David Lefèvre, le vagabond

lundi 16 juillet 2012

Interview d'un écrivain-voyageur

David Lefèvre, le vagabond

 

Des Etats-Unis à l’Inde, de l’Asie centrale à la Chine, David Lefèvre, infatigable globe-trotter, ne pose ses valises que pour écrire ses voyages. Cet inconditionnel de Nicolas Bouvier vient de publier Aux quatre vents de la Patagonie : en route pour la Terre de Feu, aux éditions Transboréal.

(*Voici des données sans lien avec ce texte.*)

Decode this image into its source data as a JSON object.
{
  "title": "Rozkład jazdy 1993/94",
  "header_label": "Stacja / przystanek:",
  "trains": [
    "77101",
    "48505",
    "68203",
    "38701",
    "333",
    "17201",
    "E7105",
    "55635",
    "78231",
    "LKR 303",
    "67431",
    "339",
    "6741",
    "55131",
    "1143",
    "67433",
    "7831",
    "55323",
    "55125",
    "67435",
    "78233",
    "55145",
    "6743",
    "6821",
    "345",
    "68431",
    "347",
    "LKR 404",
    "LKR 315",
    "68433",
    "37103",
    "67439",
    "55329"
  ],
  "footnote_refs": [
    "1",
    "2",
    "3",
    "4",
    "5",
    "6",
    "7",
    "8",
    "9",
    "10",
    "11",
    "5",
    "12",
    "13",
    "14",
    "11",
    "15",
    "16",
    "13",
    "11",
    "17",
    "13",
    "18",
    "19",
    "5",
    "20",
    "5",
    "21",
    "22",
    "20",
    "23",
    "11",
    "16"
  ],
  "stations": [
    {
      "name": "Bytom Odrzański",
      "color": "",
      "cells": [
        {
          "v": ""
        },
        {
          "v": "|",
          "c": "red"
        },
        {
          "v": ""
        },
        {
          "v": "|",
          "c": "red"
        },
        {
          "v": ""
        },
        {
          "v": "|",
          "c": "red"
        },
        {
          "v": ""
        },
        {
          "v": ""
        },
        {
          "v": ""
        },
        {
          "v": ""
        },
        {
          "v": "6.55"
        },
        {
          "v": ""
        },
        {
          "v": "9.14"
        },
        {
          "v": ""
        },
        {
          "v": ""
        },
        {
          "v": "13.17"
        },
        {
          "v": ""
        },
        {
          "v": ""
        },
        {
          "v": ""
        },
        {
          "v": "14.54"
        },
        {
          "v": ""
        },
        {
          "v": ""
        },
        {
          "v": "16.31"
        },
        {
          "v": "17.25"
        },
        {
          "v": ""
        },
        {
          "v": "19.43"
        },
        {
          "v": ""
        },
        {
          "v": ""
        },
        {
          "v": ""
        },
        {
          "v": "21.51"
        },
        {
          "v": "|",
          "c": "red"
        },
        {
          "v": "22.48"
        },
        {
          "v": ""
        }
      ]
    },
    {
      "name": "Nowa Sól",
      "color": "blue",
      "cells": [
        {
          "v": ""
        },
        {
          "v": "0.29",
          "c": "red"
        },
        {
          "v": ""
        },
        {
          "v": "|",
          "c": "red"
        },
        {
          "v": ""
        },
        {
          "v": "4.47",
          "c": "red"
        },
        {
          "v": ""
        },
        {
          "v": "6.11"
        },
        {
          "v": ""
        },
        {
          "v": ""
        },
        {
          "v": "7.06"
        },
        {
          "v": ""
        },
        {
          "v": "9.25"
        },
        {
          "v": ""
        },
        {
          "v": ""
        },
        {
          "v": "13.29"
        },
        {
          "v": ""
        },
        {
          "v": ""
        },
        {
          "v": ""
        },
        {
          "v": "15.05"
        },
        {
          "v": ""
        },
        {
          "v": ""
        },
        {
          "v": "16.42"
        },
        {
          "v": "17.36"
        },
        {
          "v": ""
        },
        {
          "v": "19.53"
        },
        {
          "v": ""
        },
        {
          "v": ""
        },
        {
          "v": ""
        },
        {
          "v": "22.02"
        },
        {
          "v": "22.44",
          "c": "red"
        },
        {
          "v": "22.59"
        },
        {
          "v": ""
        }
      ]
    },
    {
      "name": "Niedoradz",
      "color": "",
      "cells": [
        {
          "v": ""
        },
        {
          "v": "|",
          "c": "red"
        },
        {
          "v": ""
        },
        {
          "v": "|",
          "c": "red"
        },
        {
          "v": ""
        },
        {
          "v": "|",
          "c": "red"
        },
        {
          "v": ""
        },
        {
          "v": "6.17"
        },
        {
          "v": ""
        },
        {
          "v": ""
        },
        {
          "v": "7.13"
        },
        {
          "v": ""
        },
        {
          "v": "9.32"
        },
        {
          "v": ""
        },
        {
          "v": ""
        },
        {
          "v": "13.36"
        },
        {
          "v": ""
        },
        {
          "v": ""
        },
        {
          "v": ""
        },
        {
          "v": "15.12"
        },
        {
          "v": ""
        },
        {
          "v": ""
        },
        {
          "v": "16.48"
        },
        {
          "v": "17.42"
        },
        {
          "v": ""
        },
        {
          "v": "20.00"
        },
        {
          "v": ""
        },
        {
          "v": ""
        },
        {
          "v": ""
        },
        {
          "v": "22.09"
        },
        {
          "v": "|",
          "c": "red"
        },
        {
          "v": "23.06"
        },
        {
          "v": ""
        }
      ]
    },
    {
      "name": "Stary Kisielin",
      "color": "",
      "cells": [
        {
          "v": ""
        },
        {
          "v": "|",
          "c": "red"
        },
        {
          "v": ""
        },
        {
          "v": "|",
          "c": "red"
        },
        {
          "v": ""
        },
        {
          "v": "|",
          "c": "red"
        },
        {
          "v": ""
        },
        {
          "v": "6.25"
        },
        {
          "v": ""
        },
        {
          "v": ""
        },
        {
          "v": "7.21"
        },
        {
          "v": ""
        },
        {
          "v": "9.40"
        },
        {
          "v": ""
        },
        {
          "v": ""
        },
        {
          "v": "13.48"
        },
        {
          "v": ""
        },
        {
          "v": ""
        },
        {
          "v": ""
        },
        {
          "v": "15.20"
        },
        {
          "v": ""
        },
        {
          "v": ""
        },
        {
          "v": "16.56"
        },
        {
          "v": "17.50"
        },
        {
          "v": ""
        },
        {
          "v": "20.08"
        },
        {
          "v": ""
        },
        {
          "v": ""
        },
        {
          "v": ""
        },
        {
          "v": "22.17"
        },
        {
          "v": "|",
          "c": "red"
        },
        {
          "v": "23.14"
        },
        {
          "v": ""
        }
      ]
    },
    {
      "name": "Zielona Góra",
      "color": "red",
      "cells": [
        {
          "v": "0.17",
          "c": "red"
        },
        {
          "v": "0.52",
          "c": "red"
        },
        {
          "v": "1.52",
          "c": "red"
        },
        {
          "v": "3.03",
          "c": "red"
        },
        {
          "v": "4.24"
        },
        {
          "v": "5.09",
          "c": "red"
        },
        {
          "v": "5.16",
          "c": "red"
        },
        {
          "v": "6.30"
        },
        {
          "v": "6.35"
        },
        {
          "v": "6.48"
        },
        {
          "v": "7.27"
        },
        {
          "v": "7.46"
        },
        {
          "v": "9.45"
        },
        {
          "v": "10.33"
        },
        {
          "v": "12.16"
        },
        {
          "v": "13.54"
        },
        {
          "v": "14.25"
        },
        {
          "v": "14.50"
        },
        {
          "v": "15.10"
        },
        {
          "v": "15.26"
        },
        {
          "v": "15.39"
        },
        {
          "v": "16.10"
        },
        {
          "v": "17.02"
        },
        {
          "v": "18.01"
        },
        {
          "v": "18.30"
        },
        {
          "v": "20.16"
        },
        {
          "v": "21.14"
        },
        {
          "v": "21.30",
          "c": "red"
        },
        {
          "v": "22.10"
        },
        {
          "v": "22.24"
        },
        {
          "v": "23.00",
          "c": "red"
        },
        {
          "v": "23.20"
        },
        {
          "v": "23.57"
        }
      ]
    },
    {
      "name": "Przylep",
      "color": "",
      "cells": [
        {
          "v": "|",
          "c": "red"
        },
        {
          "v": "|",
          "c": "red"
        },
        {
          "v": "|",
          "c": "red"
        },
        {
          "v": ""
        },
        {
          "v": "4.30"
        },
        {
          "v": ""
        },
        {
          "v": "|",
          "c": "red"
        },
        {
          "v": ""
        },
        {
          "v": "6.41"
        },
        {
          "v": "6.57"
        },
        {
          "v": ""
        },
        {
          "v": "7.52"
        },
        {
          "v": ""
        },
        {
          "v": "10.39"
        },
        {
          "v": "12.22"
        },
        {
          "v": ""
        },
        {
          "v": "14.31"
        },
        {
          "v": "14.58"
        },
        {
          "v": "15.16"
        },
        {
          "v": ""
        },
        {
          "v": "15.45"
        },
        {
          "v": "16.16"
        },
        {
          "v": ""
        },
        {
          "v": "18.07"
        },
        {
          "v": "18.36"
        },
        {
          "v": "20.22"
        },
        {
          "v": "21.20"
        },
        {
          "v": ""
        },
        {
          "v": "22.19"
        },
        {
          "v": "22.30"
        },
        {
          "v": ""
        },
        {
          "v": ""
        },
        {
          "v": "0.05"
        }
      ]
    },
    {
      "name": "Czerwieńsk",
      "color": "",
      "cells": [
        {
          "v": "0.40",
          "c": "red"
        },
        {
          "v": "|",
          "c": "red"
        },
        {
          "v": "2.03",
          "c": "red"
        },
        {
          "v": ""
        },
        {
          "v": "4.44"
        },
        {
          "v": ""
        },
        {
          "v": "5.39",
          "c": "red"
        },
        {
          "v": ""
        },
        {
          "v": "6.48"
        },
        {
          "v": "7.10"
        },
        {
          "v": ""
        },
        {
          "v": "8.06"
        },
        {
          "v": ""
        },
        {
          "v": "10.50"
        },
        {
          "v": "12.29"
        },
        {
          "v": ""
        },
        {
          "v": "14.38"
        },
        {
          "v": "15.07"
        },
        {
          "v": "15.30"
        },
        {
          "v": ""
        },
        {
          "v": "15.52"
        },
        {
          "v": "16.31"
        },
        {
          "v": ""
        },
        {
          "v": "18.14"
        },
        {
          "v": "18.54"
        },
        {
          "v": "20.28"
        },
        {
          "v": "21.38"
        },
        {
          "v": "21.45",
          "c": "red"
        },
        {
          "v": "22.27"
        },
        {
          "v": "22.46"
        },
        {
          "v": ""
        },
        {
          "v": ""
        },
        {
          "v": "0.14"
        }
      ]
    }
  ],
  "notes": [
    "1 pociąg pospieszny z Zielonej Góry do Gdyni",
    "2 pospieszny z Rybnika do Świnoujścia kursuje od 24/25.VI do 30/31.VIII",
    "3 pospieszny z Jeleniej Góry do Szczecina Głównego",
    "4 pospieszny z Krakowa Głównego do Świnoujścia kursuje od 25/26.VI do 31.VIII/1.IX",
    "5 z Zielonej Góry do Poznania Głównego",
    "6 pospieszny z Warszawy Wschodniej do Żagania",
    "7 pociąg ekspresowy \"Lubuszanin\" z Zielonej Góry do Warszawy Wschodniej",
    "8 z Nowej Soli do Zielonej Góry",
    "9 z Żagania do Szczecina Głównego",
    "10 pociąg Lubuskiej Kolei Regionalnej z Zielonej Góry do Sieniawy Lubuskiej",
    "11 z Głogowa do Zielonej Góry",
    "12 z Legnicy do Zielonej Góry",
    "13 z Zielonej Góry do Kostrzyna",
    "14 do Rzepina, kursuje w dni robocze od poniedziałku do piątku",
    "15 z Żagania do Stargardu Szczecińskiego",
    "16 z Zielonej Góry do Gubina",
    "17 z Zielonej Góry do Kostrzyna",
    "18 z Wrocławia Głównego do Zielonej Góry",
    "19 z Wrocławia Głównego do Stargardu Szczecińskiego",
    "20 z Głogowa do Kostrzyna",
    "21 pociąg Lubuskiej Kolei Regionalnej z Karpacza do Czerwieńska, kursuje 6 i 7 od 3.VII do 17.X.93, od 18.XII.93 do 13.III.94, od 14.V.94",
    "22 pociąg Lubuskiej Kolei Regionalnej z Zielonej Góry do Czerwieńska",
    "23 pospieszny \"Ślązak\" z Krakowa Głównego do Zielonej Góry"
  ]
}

Deux autres ouvrages paraîtront d’ici à la fin de l’année : La Vie en cabane, Petit discours sur la frugalité et le retour à l’essentiel et Solitudes australes, Chronique de la cabane retrouvée… Rencontre. 

 
 
 
 
 
 
 
Vous vous définissez comme un « vagabond ». Un éternel « nomade » ?
Au terme « nomade », définitivement associé à des cultures non sédentaires, je préfère celui de « vagabond », qui correspond à mes lectures d’enfant ? Jack London, Harry Martinson… Mes héros étaient ces « hobos » qui hantaient leurs pages. Je rêvais de leur vie d’itinérance entre deux trains de marchandises dont ils sautaient en roulé-boulé. Le vagabond possède ce luxe d’un rapport léger au temps. Il sait quand il part, jamais quand il rentre : une confusion permanente du départ et du retour, qui me permettait d’échapper aux mâchoires d’une vie figée, entre les carcans du triptyque « métro-boulot-dodo »…
 
Pourquoi mêlez-vous voyage et écriture ?
Sur les routes, j’ai noirci des carnets pour rendre compte de cette profusion autour de moi, de ces mondes nouveaux : retranscrire, consigner les odeurs, les sensations, les rencontres, les visages, les impressions… Ecrire pour relater cet émerveillement quotidien. 
 
Vous nourrissez une véritable fascination pour Nicolas Bouvier, à qui vous avez consacré un essai(1) et une exposition(2). En quoi est-il un modèle pour vous ? 
Quand j’ai lu Bouvier, il m’a conforté dans mes sensations, dans mes réflexions… Ses récits reflétaient à la perfection ce que j’éprouvais. Il possède cette capacité exceptionnelle de décrire, avec une infinie justesse, la chaleur humaine. Son écriture, d’une simplicité absolue, sait mettre des mots sur ce que l’on peine à verbaliser : le sentiment du voyage… Et puis, ce « flâneur planétaire », tel qu’il se surnomme, bénéficie d’une contemplation bienheureuse. Et bientôt… ce n’est plus lui qui fait le voyage, mais bien « le voyage qui le fait ». 
 
Dans votre ouvrage Aux quatre vents de la Patagonie, vous poursuivez une légende : la mythique Cité des Césars… Le fil rouge de votre récit ?
Mon histoire correspond aux dix-huit mois passés à traquer cette légende du XVIe siècle, de l’île de Chiloé jusqu’en Terre de Feu. Ma quête, mon prétexte et mon épopée se nourrissent de témoignages de personnes croisées, de recherches érudites dans les bibliothèques de Santiago et de Buenos Aires, d’éléments d’actualité, de ma connaissance de ce territoire et d’épisodes historiques… Mon ouvrage possède des entrées multiples, que je souhaitais éloignées des images d’Epinal de la Patagonie. 
 
Vous vous assumez « cueilleur de mémoire »… Pour quelles raisons ?
Région au peuplement récent et clairsemé, la Patagonie souffre d’un manque de « collectage »… Ici, comme partout dans le monde, la transmission orale décline, et cette parole précieuse ? des pionniers et de leurs descendants ? risque de disparaître. Il y a urgence à  glaner cette mémoire, à donner le verbe à ces anonymes, seuls passeurs de leur culture. 
 
Où vous êtes-vous sédentarisé pour écrire vos ouvrages ? 
Dans une yourte dans la forêt de Brocéliande, dans ma cabane au Chili, en contact avec la nature, pour méditer, me recueillir… En bref, dans des lieux étapes pour les nomades, les vagabonds. 
 
L’écriture constitue-t-elle un prolongement du voyage ?
Elle y met un point final. Parfois, lorsque nous revenons d’un périple, nous éprouvons une sorte de vide, de néant. Finalement, malgré une quête, un but poursuivi, l’essentiel résidait dans le chemin… L’écriture permet de synthétiser, de faire le bilan, de tourner la page. Et de repartir. 
 
(1) Dans le sillage d’un saumon genevois remontant à ses sources (éd. Europe).
(2) Nicolas Bouvier, flâneur planétaire.